Paraffins which according to the Fischer-Tropsch process are produced at high temperature from pure CO and H2 synthesis gas in the presence of a catalyst, have on the contrary substantially normal-chain alkanes and only small proportions of branched alkanes, and are free from naphthenes, aromatics, and also from sulfur and oxygen compounds.
Theoretically, such Fischer-Tropsch paraffins, of the range of about 30–100 carbon atoms, are to be converted by isomerization into microcrystalline waxes. The main problem of the conversion of such long-chain paraffins into i-paraffins is the competing hydrocracking reaction. Since the known catalysts work at relatively high reaction temperatures, a large part of the paraffins is not only isomerized but also subsequently split to smaller fragments, which have to be separated as byproducts (A. B. R Weber: Hydroisomerization of paraffin wax, thesis, Excelsior Publishing Co., S'Gravenhage 1957). Corresponding proposed methods are therefore based on converting the Fischer-Tropsch product catalytically, with partial isomerization and partial cleavage, at temperatures at which liquid products arise, which are suitable for use as lubricating oils with high viscosity index.
From WO 01/74971, it is known to carefully isomerize a Fischer-Tropsch product with wide boiling range and also containing liquid products, and to recover a wax from the liquid hydroisomerizate by distilling off the lighter fractions. The hydrogenating temperature is given with a spread of 204–343° C. (however, example: 348° C.); the lower temperature range, not supported at all by examples, appears to be questionable as regards practicability. The high-boiling fractions of the raw material are blended with the wax recovered in this way. The catalyst is typically given as a cobalt-molybdenum catalyst on aluminosilicate.
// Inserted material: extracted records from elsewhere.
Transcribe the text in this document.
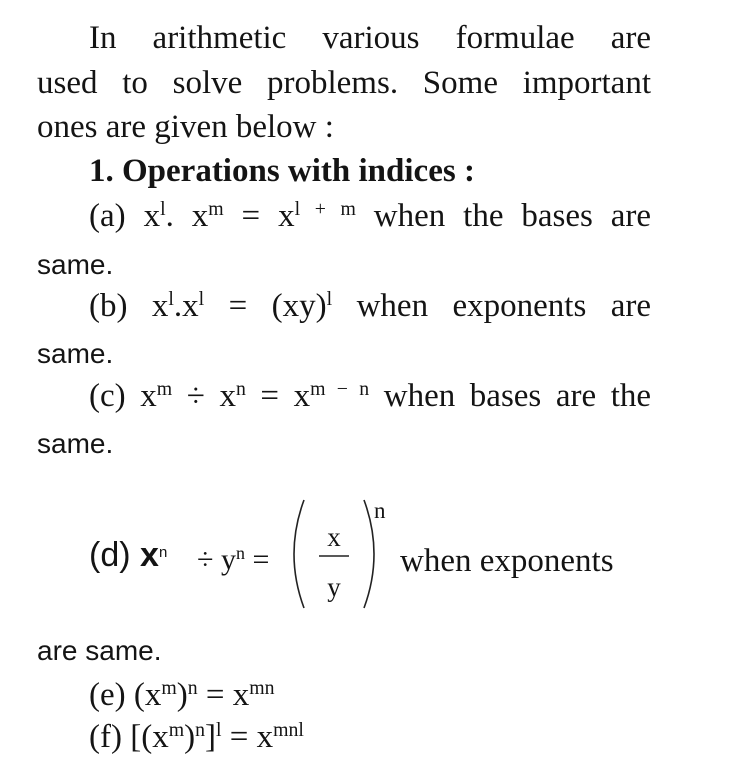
In arithmetic various formulae are
used to solve problems. Some important
ones are given below :
1. Operations with indices :
(a) $x^l$. $x^m = x^{l + m}$ when the bases are
same.
(b) $x^l.x^l = (xy)^l$ when exponents are
same.
(c) $x^m \div x^n = x^{m - n}$ when bases are the
same.
(d) $x^n \div y^n$ =
x
y
n
when exponents
are same.
(e) $(x^m)^n = x^{mn}$
(f) $[(x^m)^n]^l = x^{mnl}$
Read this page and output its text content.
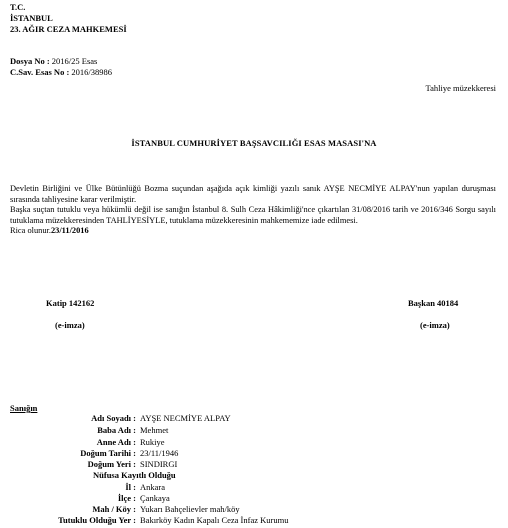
T.C.
İSTANBUL
23. AĞIR CEZA MAHKEMESİ
Dosya No : 2016/25 Esas
C.Sav. Esas No : 2016/38986
Tahliye müzekkeresi
İSTANBUL CUMHURİYET BAŞSAVCILIĞI ESAS MASASI'NA

Devletin Birliğini ve Ülke Bütünlüğü Bozma suçundan aşağıda açık kimliği yazılı sanık AYŞE NECMİYE ALPAY'nun yapılan duruşması sırasında tahliyesine karar verilmiştir.

Başka suçtan tutuklu veya hükümlü değil ise sanığın İstanbul 8. Sulh Ceza Hâkimliği'nce çıkartılan 31/08/2016 tarih ve 2016/346 Sorgu sayılı tutuklama müzekkeresinden TAHLİYESİYLE, tutuklama müzekkeresinin mahkememize iade edilmesi.

Rica olunur.23/11/2016

Katip 142162
(e-imza)
Başkan 40184
(e-imza)
Sanığın
Adı Soyadı : AYŞE NECMİYE ALPAY
Baba Adı : Mehmet
Anne Adı : Rukiye
Doğum Tarihi : 23/11/1946
Doğum Yeri : SINDIRGI
Nüfusa Kayıtlı Olduğu
İl : Ankara
İlçe : Çankaya
Mah / Köy : Yukarı Bahçelievler mah/köy
Tutuklu Olduğu Yer : Bakırköy Kadın Kapalı Ceza İnfaz Kurumu
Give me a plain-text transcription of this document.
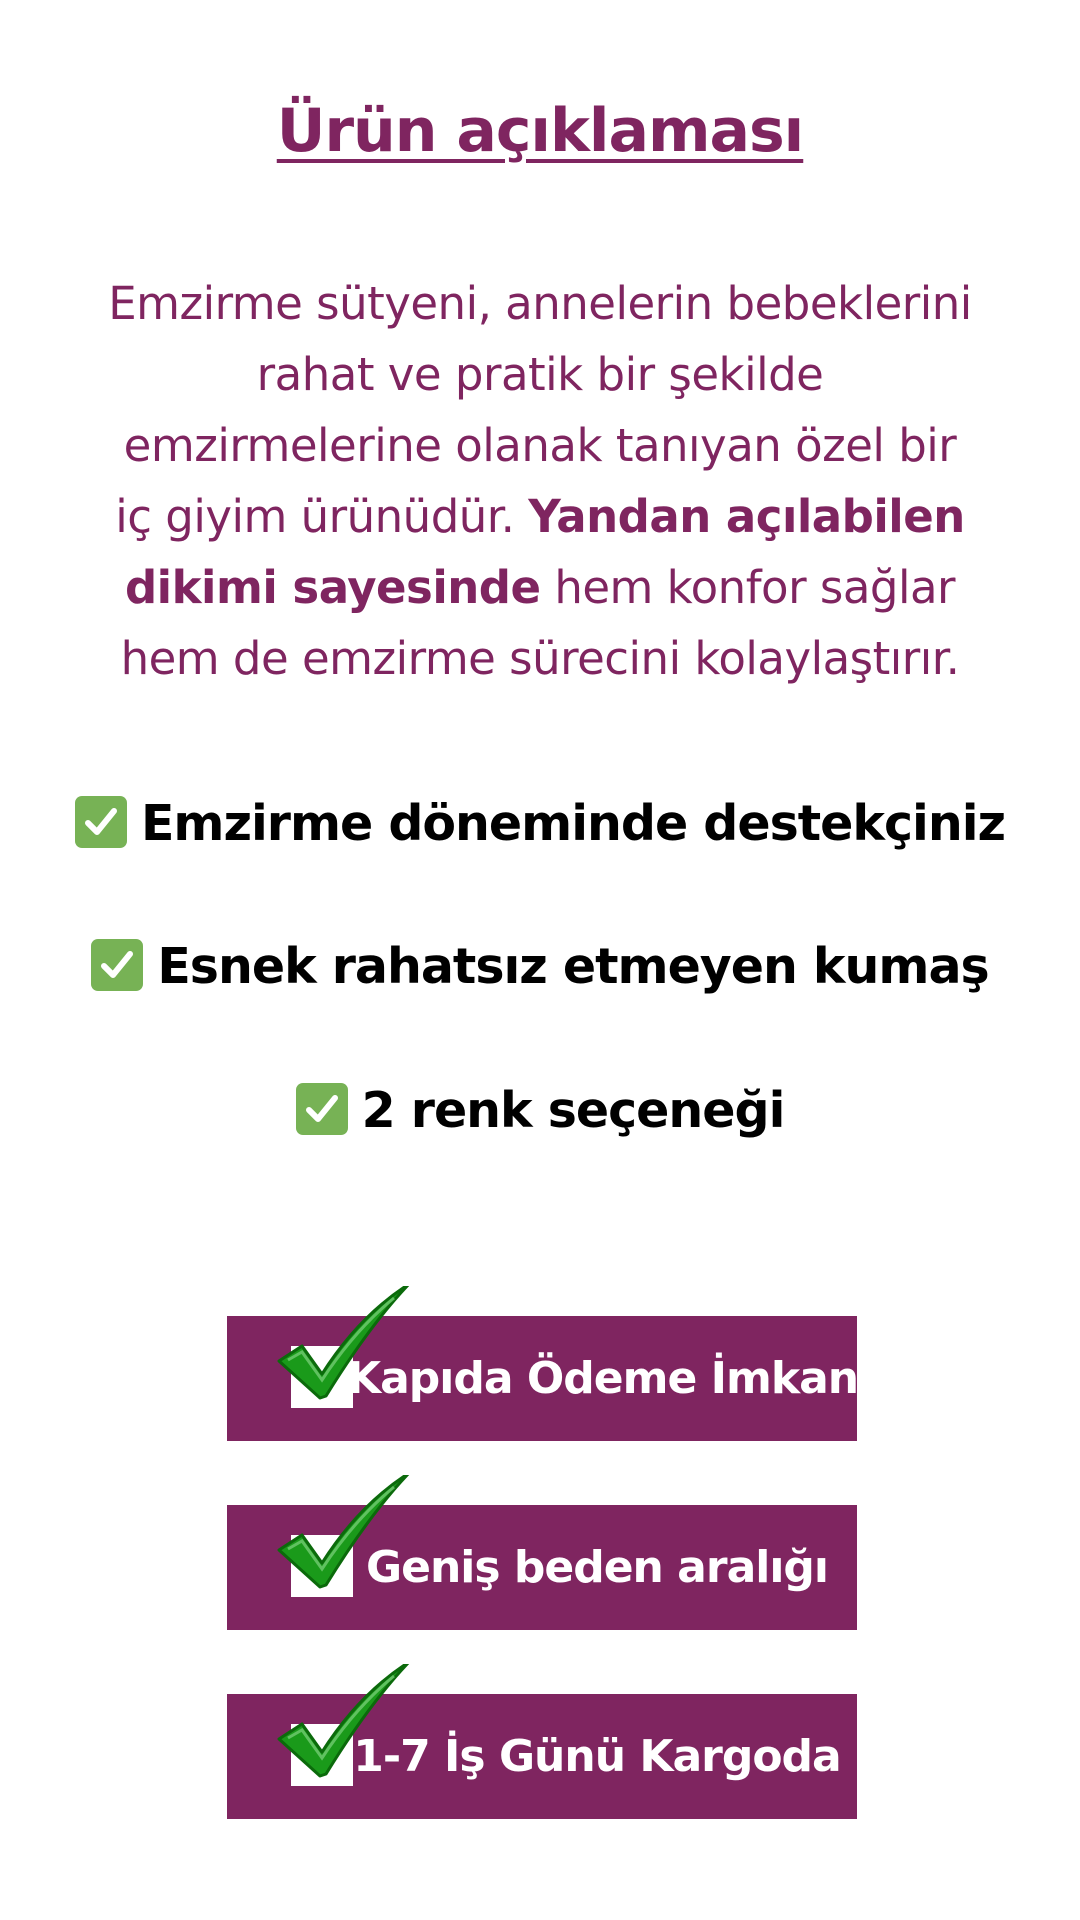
Ürün açıklaması
Emzirme sütyeni, annelerin bebeklerini rahat ve pratik bir şekilde emzirmelerine olanak tanıyan özel bir iç giyim ürünüdür. Yandan açılabilen dikimi sayesinde hem konfor sağlar hem de emzirme sürecini kolaylaştırır.
Emzirme döneminde destekçiniz
Esnek rahatsız etmeyen kumaş
2 renk seçeneği
Kapıda Ödeme İmkanı
Geniş beden aralığı
1-7 İş Günü Kargoda
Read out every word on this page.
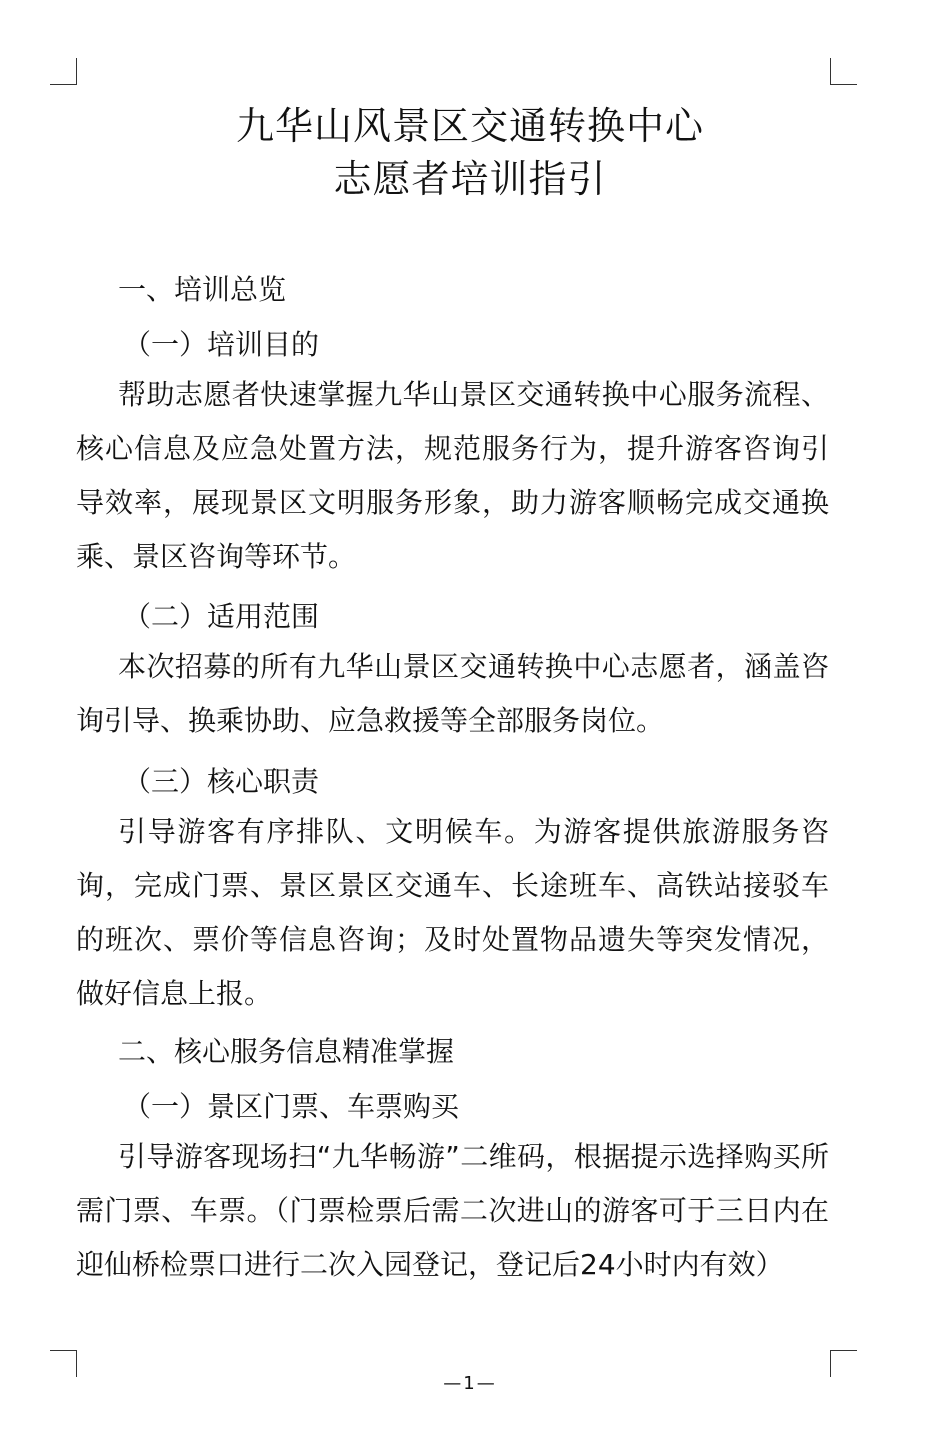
九华山风景区交通转换中心
志愿者培训指引
一、培训总览
（一）培训目的
帮助志愿者快速掌握九华山景区交通转换中心服务流程、核心信息及应急处置方法，规范服务行为，提升游客咨询引导效率，展现景区文明服务形象，助力游客顺畅完成交通换乘、景区咨询等环节。
（二）适用范围
本次招募的所有九华山景区交通转换中心志愿者，涵盖咨询引导、换乘协助、应急救援等全部服务岗位。
（三）核心职责
引导游客有序排队、文明候车。为游客提供旅游服务咨询，完成门票、景区景区交通车、长途班车、高铁站接驳车的班次、票价等信息咨询；及时处置物品遗失等突发情况，做好信息上报。
二、核心服务信息精准掌握
（一）景区门票、车票购买
引导游客现场扫“九华畅游”二维码，根据提示选择购买所需门票、车票。（门票检票后需二次进山的游客可于三日内在迎仙桥检票口进行二次入园登记，登记后24小时内有效）
—1—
Zeolite Y or ultra-stable zeolite Y are given as suitable zeolites. It appears to be disadvantageous in this proposal that the additional process step of distillation has to be used, making the production of the soft microcrystalline wax more expensive.
The present methods of production of microcrystalline paraffins are not yet technically satisfactory. A catalyst is therefore desirable which can selectively convert the solid Fischer-Tropsch paraffin to microcrystalline paraffins in a single process step.